Outside Britain, ticket demand rose by around a quarter to £559 million, thanks to solid performances in Spain and Italy.
In recent years, trade in Italy has been buoyed by new advertising campaigns, while the company’s expansion in Spain has been led by the liberalization of the country’s high-speed rail system.
Digital sales slowed abroad, partly due to increased competition in keyword auctions, although demand for the company’s mobile app continued to rise significantly.
Jody Ford, CEO of Trainline, said: “Given our continued growth and the strength and maturity of our business, today we are launching a share repurchase program to begin returning capital to shareholders.”

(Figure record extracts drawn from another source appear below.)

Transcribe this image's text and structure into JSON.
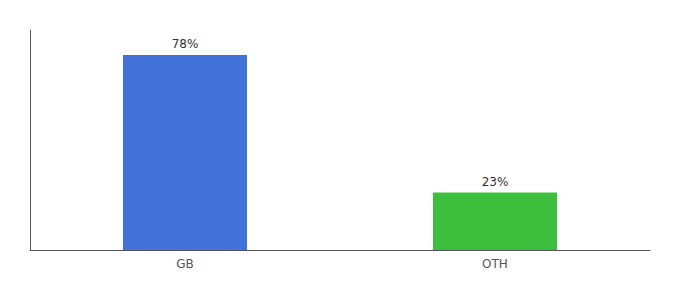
{
  "chart_data": {
    "type": "bar",
    "categories": [
      "GB",
      "OTH"
    ],
    "values": [
      78,
      23
    ],
    "value_labels": [
      "78%",
      "23%"
    ],
    "colors": [
      "#4472db",
      "#3dbf3d"
    ],
    "ylim": [
      0,
      88
    ],
    "data_labels": true,
    "tick_labels": "x",
    "grid": false
  }
}
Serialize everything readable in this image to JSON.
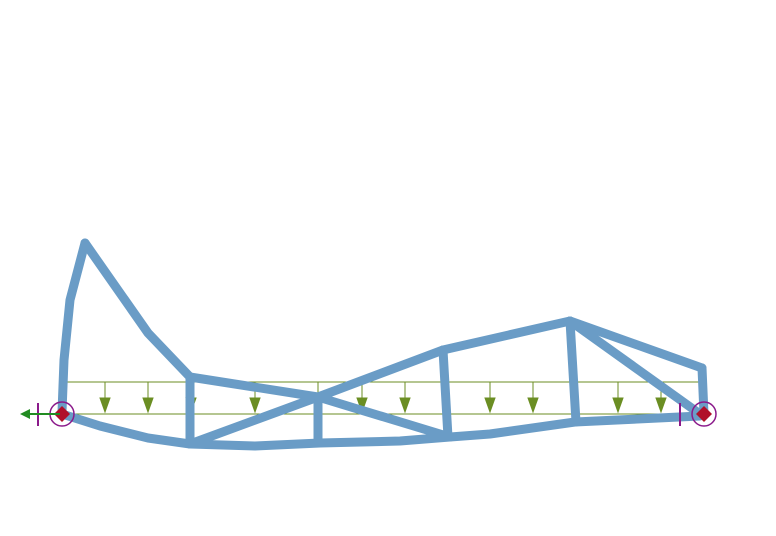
{
  "diagram": {
    "type": "structural-truss-deformed-shape",
    "colors": {
      "background": "#ffffff",
      "truss_member": "#6a9cc6",
      "truss_member_outline": "#c0403a",
      "undeformed_line": "#c0404a",
      "load_line": "#6b8e23",
      "load_arrow": "#6b8e23",
      "support_symbol": "#8b1a8b",
      "support_fill": "#b0102a",
      "reaction_arrow": "#228b22"
    },
    "icons": {
      "left_support": "pin-support-icon",
      "right_support": "roller-support-icon",
      "load_arrow": "arrow-down-icon",
      "reaction_arrow": "arrow-left-icon"
    }
  }
}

Trainline maintains its expectations for both net ticket sales and revenue growth of 13 to 22 percent for fiscal 2024.
Meanwhile, adjusted core revenues are expected to be between 2.15 and 2.25 percent of net ticket sales.
After the update is Trainline shares rose 12.4 per cent, or 30.6p, to £2.78 on Thursday morning, making them by far the biggest gainer on the FTSE 250 Index.
However, their value is still down about 24 percent over the past year.
Russ Mould, investment director at AJ Bell, said: ‘There remain limited barriers to entry in this market, but Trainline’s brand is becoming increasingly entrenched, which should give it a degree of protection against potential rivals.
“The company continues to focus on innovative features, such as achieving cost savings by splitting your trip into multiple tickets that total less than one ticket for the entire route.”